Seller (ABC Trading Co, Vietnam) offers 100 tons of coffee to Buyer (Zin Co., Japan) with the following conditions:

Q1. Seller agrees to deliver the goods to buyer under the term of FCA port of Saigon, Vietnam. The goods were transported and unloaded at the port and kept at customs shed for inspection and payment of duties. The buyer was notified of the arrival of the merchandise and its location. Before the buyer picked up the goods, the customs shed (including the merchandise in it) was destroyed by fire. The buyer claims refund of the purchase price stating that buyer did not receive the goods. Is the seller responsible? Why?

Q2. Seller agrees to deliver the goods to buyer at the following prices: (1) USD120,000 FOB Saigon port; USD140,000 CIF Osaka port; USD160,000 DAP at buyer's warehouse in Osaka, Japan.

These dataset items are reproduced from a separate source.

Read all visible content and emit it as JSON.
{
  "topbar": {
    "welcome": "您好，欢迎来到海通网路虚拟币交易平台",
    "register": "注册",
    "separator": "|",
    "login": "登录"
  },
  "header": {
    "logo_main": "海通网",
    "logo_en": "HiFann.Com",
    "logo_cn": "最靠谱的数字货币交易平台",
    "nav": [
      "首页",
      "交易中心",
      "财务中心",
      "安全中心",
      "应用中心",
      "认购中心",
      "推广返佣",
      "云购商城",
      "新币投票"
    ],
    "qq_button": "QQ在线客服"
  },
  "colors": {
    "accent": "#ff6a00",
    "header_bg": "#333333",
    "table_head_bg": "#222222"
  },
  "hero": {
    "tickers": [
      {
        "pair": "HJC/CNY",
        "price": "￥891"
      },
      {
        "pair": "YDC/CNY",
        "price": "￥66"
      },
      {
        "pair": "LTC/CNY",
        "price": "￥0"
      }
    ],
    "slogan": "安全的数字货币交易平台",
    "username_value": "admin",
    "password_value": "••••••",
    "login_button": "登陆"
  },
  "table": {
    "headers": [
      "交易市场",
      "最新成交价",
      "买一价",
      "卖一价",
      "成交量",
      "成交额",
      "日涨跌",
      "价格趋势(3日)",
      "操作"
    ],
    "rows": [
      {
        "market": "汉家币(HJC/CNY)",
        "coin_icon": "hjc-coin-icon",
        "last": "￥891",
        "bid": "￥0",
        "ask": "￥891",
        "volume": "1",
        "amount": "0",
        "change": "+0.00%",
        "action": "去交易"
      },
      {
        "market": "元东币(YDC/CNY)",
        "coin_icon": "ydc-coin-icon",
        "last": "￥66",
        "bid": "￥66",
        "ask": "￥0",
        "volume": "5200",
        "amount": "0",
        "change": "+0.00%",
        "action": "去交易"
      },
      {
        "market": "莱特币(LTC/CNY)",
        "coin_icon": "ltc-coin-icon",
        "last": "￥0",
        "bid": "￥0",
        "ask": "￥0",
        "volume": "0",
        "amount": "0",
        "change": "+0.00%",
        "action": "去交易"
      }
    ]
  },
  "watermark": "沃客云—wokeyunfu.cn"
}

Freight cost including loading fee to bring the goods from Saigon port to Osaka port is USD15,000. Transportation cost including loading and unloading fee to bring the goods from Osaka port to the buyer's warehouse is USD10,000; Insurance rate is 0.2%. Import duty is 5% of the FOB price.

1. Buyer will choose to buy at what price? Why?

2. What must the seller pay costs and bear risks under the term of DAP at the buyer's warehouse in Osaka?

3. Discuss the major differences between CIF and DAP?

Q3. Buyer agrees to pay by irrevocable letter of credit (L/C) at sight. Discuss the procedure of L/C. Compare the role and responsibility of banks in documentary collections and letters of credit.

Q4. Seller offers 100 tons of coffee to buyer at the selling price of USD120,000 FOB Saigon port, prepare export proposal to negotiate with the buyer. Discuss ZOPA (Zone of Possible Agreement) and how to create more value to deal?